As you’re scouring your favourite markets this fall, or discovering an exciting new locale, keep these helpful tips from Judith Miller close at hand that will help you navigate your way through your treasure-seeking day.
Turn left when you first enter a flea market—most people are right-handed and will automatically go to the right.
Be prepared! Take along a good magnifying glass to check carefully for damage on potential purchases.
Be patient and ready to haggle – If there is something you really want but it is too expensive, cross your fingers, wait until people are beginning to clear up and then offer the vendor what you can afford—you never know, he might just take it!
The main thing is to remember that ‘the early bird’ who has done some research will probably find the gems.
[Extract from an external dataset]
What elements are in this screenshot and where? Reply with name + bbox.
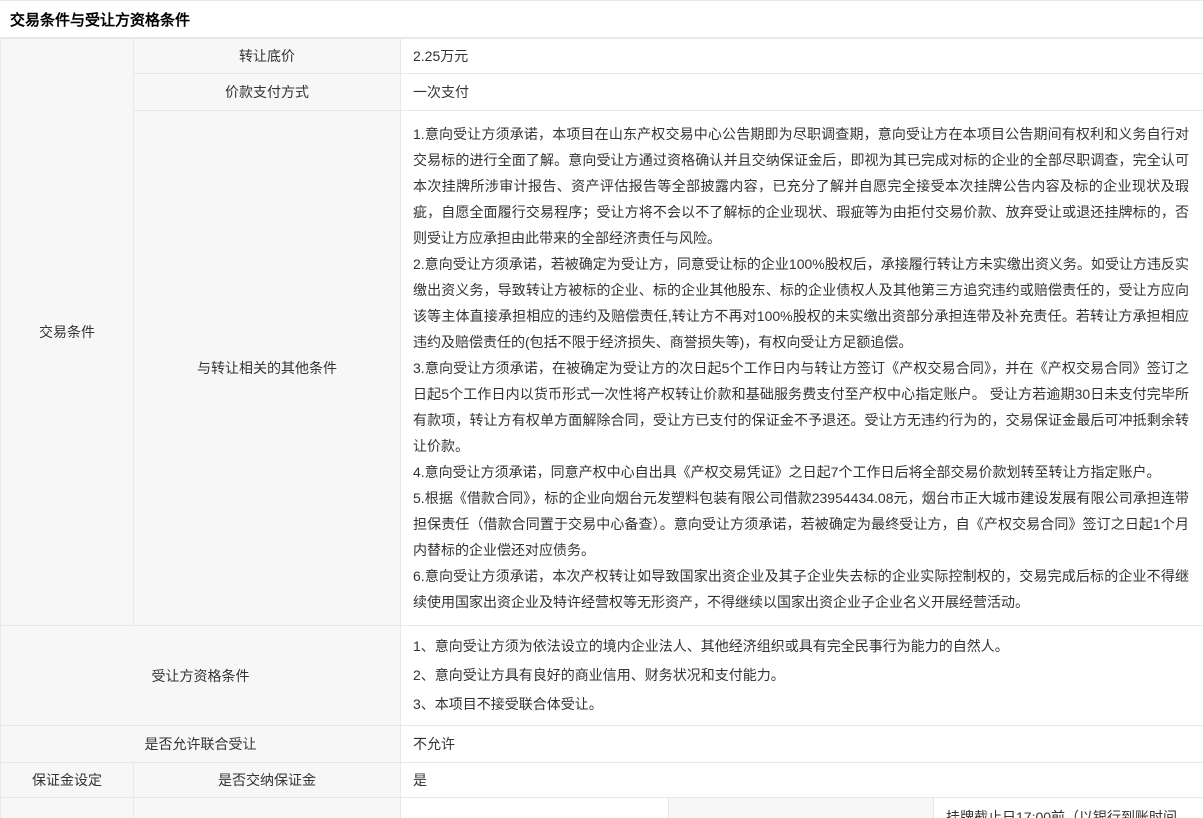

So get up early, and take lots of cash with you (and, ever-hopeful, coins too).
Be on the lookout for…
It is important to know which items have shot up in value recently and may have been overlooked by people cleaning out their attics.
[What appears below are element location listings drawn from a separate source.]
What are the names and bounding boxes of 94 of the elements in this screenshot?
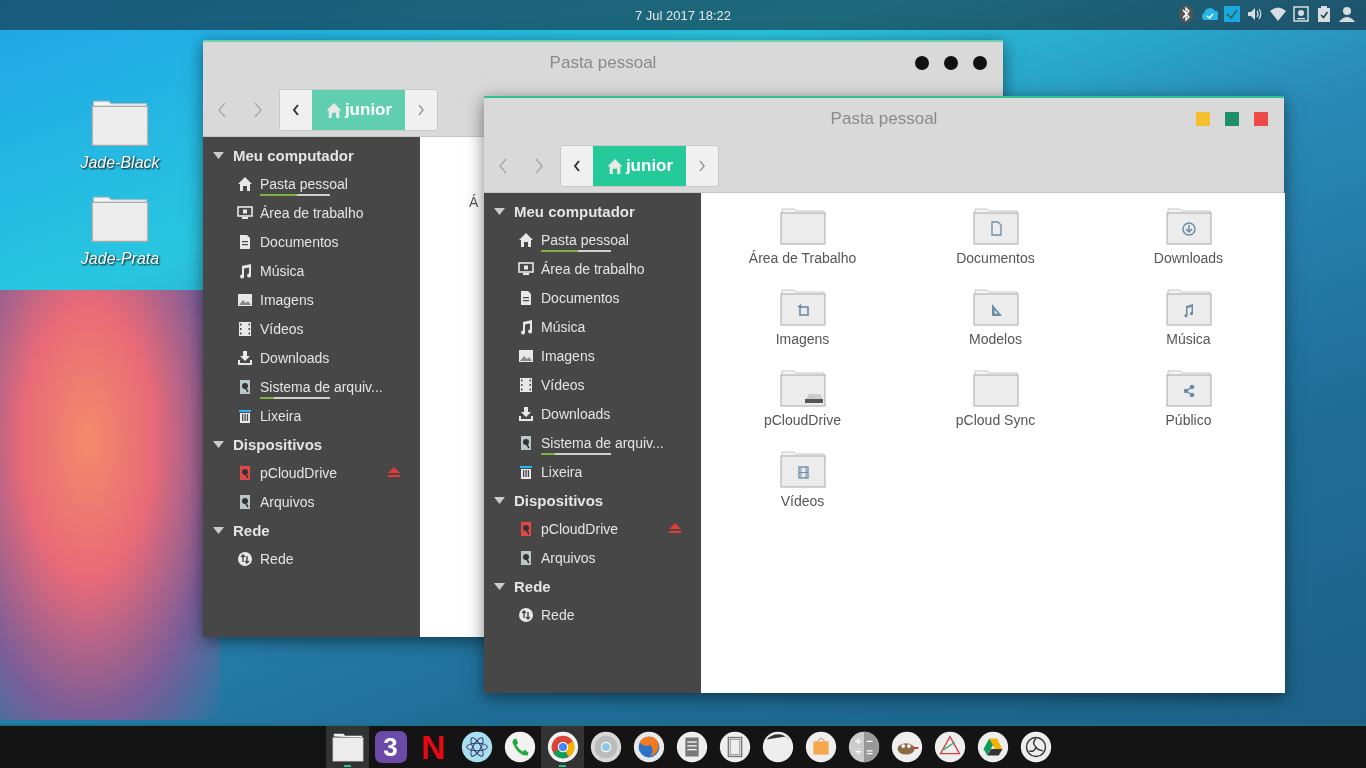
image-icon xyxy=(518,347,534,364)
network-icon xyxy=(518,606,534,623)
home-icon xyxy=(518,231,534,248)
chevron-right-icon xyxy=(534,157,544,175)
download-icon xyxy=(237,349,253,366)
folder-label[interactable]: Área de Trabalho xyxy=(748,250,857,266)
folder-icon xyxy=(779,370,826,408)
sidebar-item[interactable]: Imagens xyxy=(541,347,595,364)
drive-icon xyxy=(237,464,253,481)
user-icon[interactable] xyxy=(1338,5,1356,23)
app-launcher[interactable]: N xyxy=(412,726,455,768)
folder-icon xyxy=(972,289,1019,327)
folder-label[interactable]: Modelos xyxy=(969,331,1022,347)
folder-label[interactable]: pCloudDrive xyxy=(763,412,841,428)
folder-label[interactable]: Downloads xyxy=(1153,250,1224,266)
folder-label[interactable]: Documentos xyxy=(956,250,1035,266)
sidebar-item[interactable]: Vídeos xyxy=(541,376,585,393)
monitor-icon xyxy=(237,204,253,221)
expander-icon[interactable] xyxy=(494,582,505,590)
folder-icon xyxy=(779,208,826,246)
minimize-button[interactable] xyxy=(915,56,929,70)
bluetooth-icon[interactable] xyxy=(1177,5,1195,23)
home-icon xyxy=(605,158,624,174)
usage-bar xyxy=(260,396,330,399)
download-icon xyxy=(518,405,534,422)
document-icon xyxy=(518,289,534,306)
chevron-left-icon xyxy=(292,104,300,116)
folder-label[interactable]: Imagens xyxy=(775,331,830,347)
maximize-button[interactable] xyxy=(944,56,958,70)
clock[interactable]: 7 Jul 2017 18:22 xyxy=(634,7,732,23)
drive-icon xyxy=(237,493,253,510)
drive-icon xyxy=(518,549,534,566)
expander-icon[interactable] xyxy=(494,496,505,504)
window-title: Pasta pessoal xyxy=(549,53,657,73)
film-icon xyxy=(518,376,534,393)
display-icon[interactable] xyxy=(1292,5,1310,23)
folder-icon xyxy=(779,289,826,327)
close-button[interactable] xyxy=(973,56,987,70)
drive-icon xyxy=(237,378,253,395)
drive-icon xyxy=(518,520,534,537)
sidebar-item[interactable]: Sistema de arquiv... xyxy=(541,434,664,451)
usage-bar xyxy=(541,452,611,455)
browser-launcher[interactable] xyxy=(541,726,584,768)
clipboard-icon[interactable] xyxy=(1315,5,1333,23)
home-icon xyxy=(324,102,343,118)
sidebar-section-title[interactable]: Dispositivos xyxy=(514,491,604,509)
folder-label[interactable]: Público xyxy=(1165,412,1212,428)
folder-icon xyxy=(1165,289,1212,327)
chevron-right-icon xyxy=(417,104,425,116)
sidebar-item[interactable]: Arquivos xyxy=(541,549,596,566)
image-icon xyxy=(237,291,253,308)
sidebar-section-title[interactable]: Meu computador xyxy=(514,202,635,220)
trash-icon xyxy=(518,463,534,480)
sidebar-item[interactable]: Área de trabalho xyxy=(541,260,645,277)
folder-icon xyxy=(1165,370,1212,408)
music-note-icon xyxy=(237,262,253,279)
film-icon xyxy=(237,320,253,337)
sidebar-item[interactable]: Música xyxy=(541,318,586,335)
folder-launcher[interactable] xyxy=(326,726,369,768)
folder-icon xyxy=(972,208,1019,246)
network-icon xyxy=(237,550,253,567)
folder-icon xyxy=(91,100,149,148)
sidebar-item[interactable]: Documentos xyxy=(541,289,620,306)
folder-icon xyxy=(1165,208,1212,246)
sidebar-section-title[interactable]: Rede xyxy=(514,577,551,595)
chevron-right-icon xyxy=(698,160,706,172)
chevron-left-icon xyxy=(217,101,227,119)
usage-bar xyxy=(541,249,611,252)
sidebar-item[interactable]: Pasta pessoal xyxy=(541,231,629,248)
chevron-left-icon xyxy=(498,157,508,175)
usage-bar xyxy=(260,193,330,196)
sidebar-item[interactable]: Rede xyxy=(541,606,575,623)
window-title: Pasta pessoal xyxy=(830,109,938,129)
sidebar-item[interactable]: pCloudDrive xyxy=(541,520,619,537)
folder-icon xyxy=(91,195,149,244)
chevron-right-icon xyxy=(253,101,263,119)
folder-label[interactable]: pCloud Sync xyxy=(955,412,1036,428)
document-icon xyxy=(237,233,253,250)
music-note-icon xyxy=(518,318,534,335)
folder-label[interactable]: Vídeos xyxy=(780,493,825,509)
wifi-icon[interactable] xyxy=(1269,5,1287,23)
expander-icon[interactable] xyxy=(494,207,505,215)
folder-icon xyxy=(972,370,1019,408)
sidebar-item[interactable]: Lixeira xyxy=(541,463,583,480)
home-icon xyxy=(237,175,253,192)
trash-icon xyxy=(237,407,253,424)
folder-icon xyxy=(779,451,826,489)
sidebar-item[interactable]: Downloads xyxy=(541,405,611,422)
checkbox-icon[interactable] xyxy=(1223,5,1241,23)
monitor-icon xyxy=(518,260,534,277)
chevron-left-icon xyxy=(573,160,581,172)
cloud-check-icon[interactable] xyxy=(1200,5,1218,23)
drive-icon xyxy=(518,434,534,451)
folder-label[interactable]: Música xyxy=(1166,331,1211,347)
Costume jewellery: Look for names like Miriam Haskell, Anal Beads Chanel, Dior, and Weiss. Condition is absolutely vital—make sure all the stones are there, and check that the setting is claw-fitted rather than glued.
Handbags: British women seemingly spent £350 million on new handbags in 2005, and I’m sure in North America it’s even more. Look for vintage brands: Hermès, Chanel, Prada, Lulu Guinness, but don’t ignore the Lucite bags from the 1950s or the fun novelty bags from the ’50s and ’60s.
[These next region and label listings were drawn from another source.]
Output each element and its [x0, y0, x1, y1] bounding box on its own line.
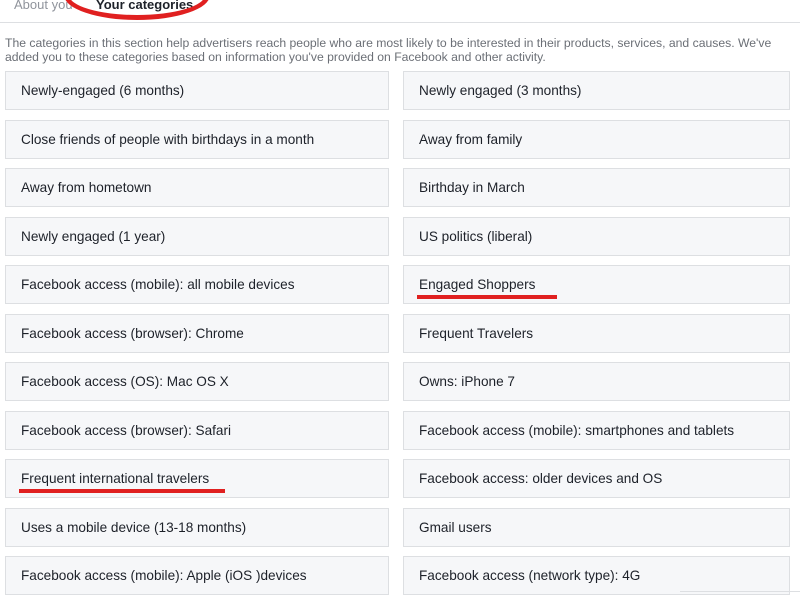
category-label: Away from hometown	[21, 180, 152, 195]
category-label: Newly engaged (1 year)	[21, 228, 166, 244]
red-circle-annotation	[64, 0, 210, 20]
categories-description: The categories in this section help adve…	[5, 36, 772, 64]
category-label: Engaged Shoppers	[419, 277, 536, 292]
bottom-right-edge	[680, 591, 800, 598]
category-item[interactable]: Newly engaged (1 year)	[5, 216, 389, 256]
category-label: Birthday in March	[419, 180, 525, 195]
category-item[interactable]: Facebook access (network type): 4G	[403, 556, 790, 595]
category-item[interactable]: Facebook access (mobile): all mobile dev…	[5, 265, 389, 304]
category-label: Facebook access (mobile): smartphones an…	[419, 422, 735, 438]
category-item[interactable]: US politics (liberal)	[403, 216, 790, 256]
category-label: Close friends of people with birthdays i…	[21, 131, 315, 147]
category-item[interactable]: Facebook access (browser): Safari	[5, 410, 389, 450]
category-item[interactable]: Frequent Travelers	[403, 313, 790, 353]
tab-bar: About you Your categories	[0, 0, 800, 23]
category-item[interactable]: Newly-engaged (6 months)	[5, 71, 389, 110]
category-item[interactable]: Away from family	[403, 119, 790, 159]
category-label: Facebook access (mobile): all mobile dev…	[21, 277, 295, 292]
category-item[interactable]: Newly engaged (3 months)	[403, 71, 790, 110]
category-item[interactable]: Facebook access: older devices and OS	[403, 459, 790, 498]
category-label: Newly-engaged (6 months)	[21, 83, 185, 98]
category-label: Facebook access (OS): Mac OS X	[21, 374, 229, 389]
category-item[interactable]: Gmail users	[403, 507, 790, 547]
category-label: Facebook access (network type): 4G	[419, 568, 641, 583]
category-item[interactable]: Birthday in March	[403, 168, 790, 207]
tab-about-you[interactable]: About you	[14, 0, 72, 12]
category-label: US politics (liberal)	[419, 228, 533, 244]
category-label: Newly engaged (3 months)	[419, 83, 582, 98]
category-label: Frequent Travelers	[419, 325, 534, 341]
category-item[interactable]: Facebook access (mobile): smartphones an…	[403, 410, 790, 450]
category-item[interactable]: Away from hometown	[5, 168, 389, 207]
category-label: Facebook access: older devices and OS	[419, 471, 663, 486]
category-label: Frequent international travelers	[21, 471, 210, 486]
category-label: Away from family	[419, 131, 523, 147]
red-underline-annotation	[417, 295, 557, 299]
category-item[interactable]: Facebook access (browser): Chrome	[5, 313, 389, 353]
category-label: Facebook access (browser): Safari	[21, 422, 232, 438]
category-item[interactable]: Facebook access (mobile): Apple (iOS )de…	[5, 556, 389, 595]
category-label: Facebook access (mobile): Apple (iOS )de…	[21, 568, 307, 583]
category-item[interactable]: Engaged Shoppers	[403, 265, 790, 304]
category-label: Facebook access (browser): Chrome	[21, 325, 244, 341]
category-label: Gmail users	[419, 519, 492, 535]
categories-grid: Newly-engaged (6 months) Newly engaged (…	[5, 71, 795, 595]
category-label: Uses a mobile device (13-18 months)	[21, 519, 247, 535]
category-item[interactable]: Facebook access (OS): Mac OS X	[5, 362, 389, 401]
red-underline-annotation	[19, 489, 225, 493]
category-label: Owns: iPhone 7	[419, 374, 515, 389]
category-item[interactable]: Frequent international travelers	[5, 459, 389, 498]
category-item[interactable]: Uses a mobile device (13-18 months)	[5, 507, 389, 547]
category-item[interactable]: Owns: iPhone 7	[403, 362, 790, 401]
category-item[interactable]: Close friends of people with birthdays i…	[5, 119, 389, 159]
20th-century glass: Murano from the 1950s is sought-after—look for complex shapes and good colours, and large pieces by known makers like Venini & Co. or Dino Martens. English Whitefriars glass has gone up in value, particularly the Scandinavian-inspired glass of the 1950s and Geoffrey Baxter’s 1960s and ’70s textured glass.
Ceramics Art Deco ceramics from the 1920s and ’30s can be worth a packet, but watch for 1950s ceramics too.